APIs to quantize graph tensors.

This package includes a generic quantization encoding interface and some quantization encodings that conform to it, such as bfloat16 and Q4_0 encodings.

The main interface for defining a new quantized type is QuantizationEncoding.quantize(). This takes a full-precision tensor represented as float32 and quantizes it according to the encoding. The resulting quantized tensor is represented as a bytes tensor. For that reason, the QuantizationEncoding must know how to translate between the tensor shape and its corresponding quantized buffer shape.

Quantization support for MAX Graph.

BlockParameters

class max.graph.quantization.BlockParameters(elements_per_block: int, block_size: int)

block_size

block_size*: int*

elements_per_block

elements_per_block*: int*

QuantizationEncoding

class max.graph.quantization.QuantizationEncoding(value, names=None, *, module=None, qualname=None, type=None, start=1, boundary=None)

Quantization encodings supported by MAX Graph.

Q4_0

Q4_0 = 'Q4_0'

Q4_K

Q4_K = 'Q4_K'

Q5_K

Q5_K = 'Q5_K'

Q6_K

Q6_K = 'Q6_K'

block_parameters

property block_parameters*: BlockParameters*

block_size

property block_size*: int*

Number of bytes in encoded representation of block.
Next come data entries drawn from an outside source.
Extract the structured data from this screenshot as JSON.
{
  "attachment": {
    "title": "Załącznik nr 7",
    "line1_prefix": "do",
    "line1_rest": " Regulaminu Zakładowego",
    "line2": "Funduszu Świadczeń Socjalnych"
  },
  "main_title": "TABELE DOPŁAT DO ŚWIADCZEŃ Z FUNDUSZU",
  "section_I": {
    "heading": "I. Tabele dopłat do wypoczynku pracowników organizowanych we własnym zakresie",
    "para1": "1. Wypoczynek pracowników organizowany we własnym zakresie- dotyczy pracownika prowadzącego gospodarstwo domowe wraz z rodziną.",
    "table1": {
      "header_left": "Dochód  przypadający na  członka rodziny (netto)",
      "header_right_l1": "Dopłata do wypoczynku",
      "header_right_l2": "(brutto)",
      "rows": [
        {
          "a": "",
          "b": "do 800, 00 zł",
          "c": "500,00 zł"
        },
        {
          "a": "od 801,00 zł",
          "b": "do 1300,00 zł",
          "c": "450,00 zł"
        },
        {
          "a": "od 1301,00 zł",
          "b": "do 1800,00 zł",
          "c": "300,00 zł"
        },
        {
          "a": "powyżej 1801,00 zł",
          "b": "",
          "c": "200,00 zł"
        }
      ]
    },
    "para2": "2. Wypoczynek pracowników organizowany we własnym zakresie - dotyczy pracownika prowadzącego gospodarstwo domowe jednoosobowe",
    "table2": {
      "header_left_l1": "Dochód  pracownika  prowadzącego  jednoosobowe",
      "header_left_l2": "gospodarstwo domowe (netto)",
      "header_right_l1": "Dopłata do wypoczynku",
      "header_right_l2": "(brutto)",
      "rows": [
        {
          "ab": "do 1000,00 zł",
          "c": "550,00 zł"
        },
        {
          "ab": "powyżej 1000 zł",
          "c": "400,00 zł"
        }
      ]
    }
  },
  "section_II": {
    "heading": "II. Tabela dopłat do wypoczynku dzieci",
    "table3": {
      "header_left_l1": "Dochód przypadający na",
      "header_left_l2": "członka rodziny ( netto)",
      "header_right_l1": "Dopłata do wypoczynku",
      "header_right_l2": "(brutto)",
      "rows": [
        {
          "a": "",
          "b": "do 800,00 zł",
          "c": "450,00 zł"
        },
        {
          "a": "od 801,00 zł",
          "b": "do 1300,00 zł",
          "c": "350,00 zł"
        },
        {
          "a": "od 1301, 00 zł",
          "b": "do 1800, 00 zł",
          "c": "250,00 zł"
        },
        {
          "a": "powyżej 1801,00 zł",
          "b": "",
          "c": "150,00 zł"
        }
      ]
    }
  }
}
All quantization types currently supported by MAX Graph are block-based: groups of a fixed number of elements are formed, and each group is quantized together into a fixed-size output block. This value is the number of bytes resulting after encoding a single block.

elements_per_block

property elements_per_block*: int*

Number of elements per block.

All quantization types currently supported by MAX Graph are block-based: groups of a fixed number of elements are formed, and each group is quantized together into a fixed-size output block. This value is the number of elements gathered into a block.